It is time to stop quivering in our boots in pointless fear of the future and just roll up our sleeves and build it.
- Ray Pierrehumbert

Friday, March 4, 2011

Strategic Risk Chart

This interesting item

Screen_shot_2011-03-04_at_6

showed up, via "Strategic Risk" at Dennis Dimick's this morning.

I don't think it fully captures the interconnectedness of everything; how health or decline in one area really brings down the robustness of the whole thing. After all, the links are crudely drawn as symmetrical and the sign of the reinforcement is not shown. It's a bit too crude.

And, astonishingly, long term energy supplies are not well represented. Pollution is completely missing. Also, the sorts of political instability and increasing incompetence that we are now seeing in the west aren't represented at all. And why does China merit a special bubble of her own?

But it's a start which is a good deal better than nothing. Anyone know of a more serious effort along these lines?

12 comments:

Dan Olner said...

The UK government's own foresight programme is actually pretty good; certainly worth a poke around the website.

Not sure of the value of this pic: isn't it just a list of very important things, but with arrows between everything?

Vaguely connected: I'm wondering how the game Fate of the World modelled its apparently huge relations and outcomes, and if it was fairly arbitrary. Almost tempted to get it and have a go...

rustneversleeps said...

Hmmm... Somebody is using somebody else's work!

In any event, there are some interesting presentations from the World Economic Forum 2011 (with contributions from Marsh and McLennan, Swiss Re, Wharton, Zurich Insurance)...

If you look in the "Data Explorer" section, you will find this same graph, formatted slightly different. You can play with it some, and see how the risks rank in terms of impact and likelihood.

@ Dan Olner. For what it's worth, not everything links to everything...

Aaron said...

It is based on perceived likelihood.

As Hans Rovling reminds us (http://www.ted.com/index.php/talks/hans_rosling_shows_the_best_stats_you_ve_ever_seen.html), perceptions tend to be wrong.

rustneversleeps said...

As I squint more closely at the original graphic, it is in fact sourced from the WEF report I link to.

The WEF risk report - which I had bookmarked in "to be read" way - in turn, seems pretty "high level"... Which is maybe all this sort of thing can be...

byron smith said...

When you say that pollution is completely missing, do you mean pollution other than air pollution, which gets its own node next to CC?

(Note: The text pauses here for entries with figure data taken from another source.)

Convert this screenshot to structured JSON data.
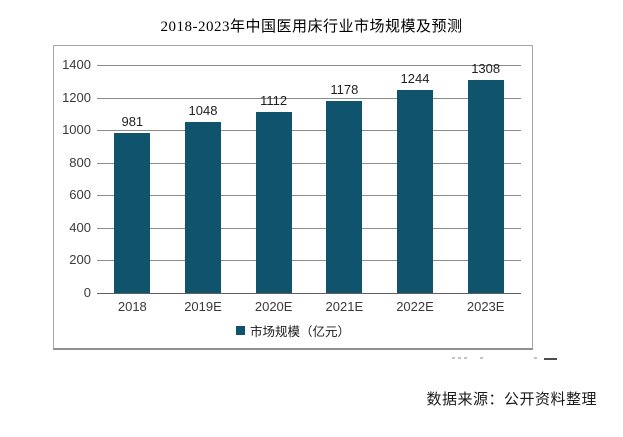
{
  "title": "2018-2023年中国医用床行业市场规模及预测",
  "legend": {
    "label": "市场规模（亿元）",
    "swatch_color": "#10536d"
  },
  "source_note": "数据来源：公开资料整理",
  "colors": {
    "bar": "#10536d",
    "gridline": "#8c8c8c",
    "frame_border": "#a6a6a6",
    "tick_text": "#3a3a3a",
    "value_text": "#1f1f1f"
  },
  "chart_data": {
    "type": "bar",
    "title": "2018-2023年中国医用床行业市场规模及预测",
    "categories": [
      "2018",
      "2019E",
      "2020E",
      "2021E",
      "2022E",
      "2023E"
    ],
    "values": [
      981,
      1048,
      1112,
      1178,
      1244,
      1308
    ],
    "series_name": "市场规模（亿元）",
    "xlabel": "",
    "ylabel": "",
    "ylim": [
      0,
      1400
    ],
    "yticks": [
      0,
      200,
      400,
      600,
      800,
      1000,
      1200,
      1400
    ],
    "grid": true,
    "data_labels": true,
    "legend_position": "bottom",
    "bar_color": "#10536d"
  }
}
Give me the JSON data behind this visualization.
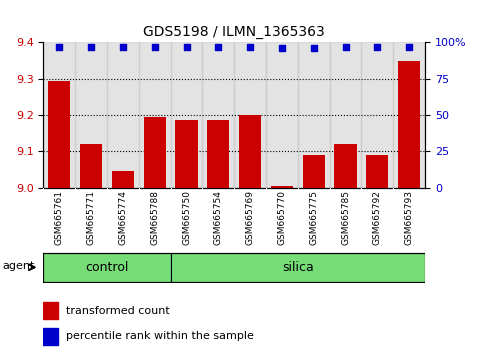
{
  "title": "GDS5198 / ILMN_1365363",
  "samples": [
    "GSM665761",
    "GSM665771",
    "GSM665774",
    "GSM665788",
    "GSM665750",
    "GSM665754",
    "GSM665769",
    "GSM665770",
    "GSM665775",
    "GSM665785",
    "GSM665792",
    "GSM665793"
  ],
  "bar_values": [
    9.295,
    9.12,
    9.045,
    9.195,
    9.185,
    9.185,
    9.2,
    9.005,
    9.09,
    9.12,
    9.09,
    9.35
  ],
  "percentile_values": [
    97,
    97,
    97,
    97,
    97,
    97,
    97,
    96,
    96,
    97,
    97,
    97
  ],
  "groups": [
    {
      "label": "control",
      "start": 0,
      "end": 4
    },
    {
      "label": "silica",
      "start": 4,
      "end": 12
    }
  ],
  "bar_color": "#cc0000",
  "dot_color": "#0000cc",
  "ylim_left": [
    9.0,
    9.4
  ],
  "ylim_right": [
    0,
    100
  ],
  "yticks_left": [
    9.0,
    9.1,
    9.2,
    9.3,
    9.4
  ],
  "yticks_right": [
    0,
    25,
    50,
    75,
    100
  ],
  "ylabel_left_color": "#cc0000",
  "ylabel_right_color": "#0000cc",
  "group_bg_color": "#77dd77",
  "sample_bg_color": "#c8c8c8",
  "legend_bar_label": "transformed count",
  "legend_dot_label": "percentile rank within the sample",
  "agent_label": "agent",
  "bar_width": 0.7,
  "grid_ticks": [
    9.1,
    9.2,
    9.3
  ]
}
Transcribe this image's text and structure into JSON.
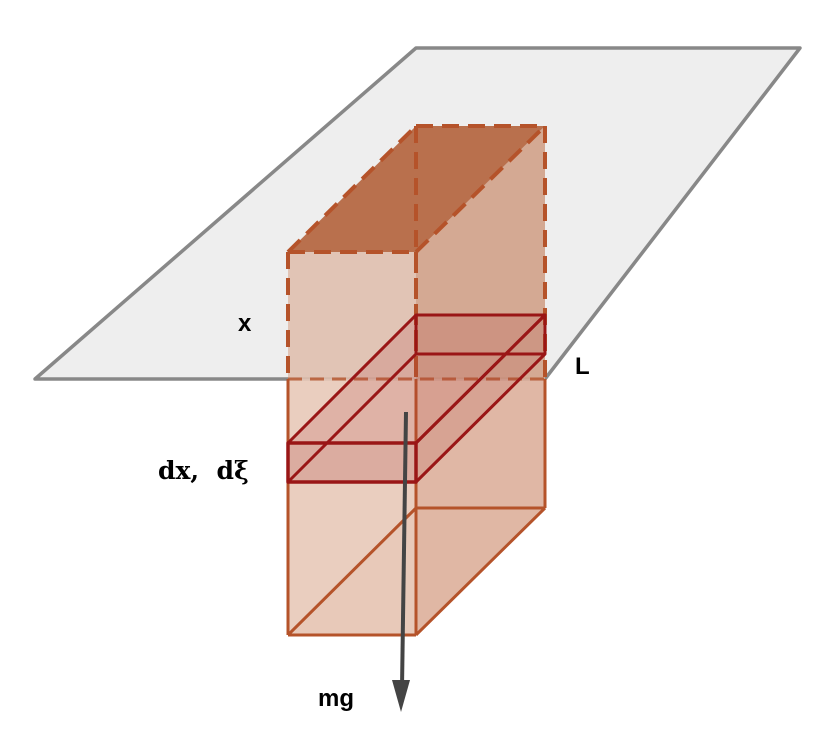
{
  "labels": {
    "x": "x",
    "L": "L",
    "slice": "dx,  dξ",
    "weight": "mg"
  },
  "colors": {
    "plane_fill": "#eeeeee",
    "plane_edge": "#888888",
    "block_edge": "#b5532a",
    "block_front": "#e8c9b8",
    "block_side": "#ddb09c",
    "block_top": "#b9704d",
    "slice_edge": "#9a1616",
    "arrow": "#444444"
  }
}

There is no soil degradation, introduced species, resource depletion (including fossil fuels, of course, but also phosphorous and various minerals), habitat destruction, fisheries depletion or alteration of the nitrogen cycle either.

Greg said...

OT - Yay, MT's Shared Items are back!
(Thanks, however you fixed that.)

David B. Benson said...

Of course China gets its own bubble.

Haven't you been keeping up with the news?

:-)

byron smith said...

Oh, ocean acidification too, of course.

Michael Tobis said...

Byron, that's the spirit!

byron smith said...

I'm keeping my own list, though the links (while crude) is a useful addition to seeing how impossible it is to "solve" this predicament piecemeal.

Michael Tobis said...

Byron, would you care to share?

byron smith said...

It's an informal list of ecological and resource crises (hence it doesn't cover as much ground as the graphic above), and I'd love any further suggestions.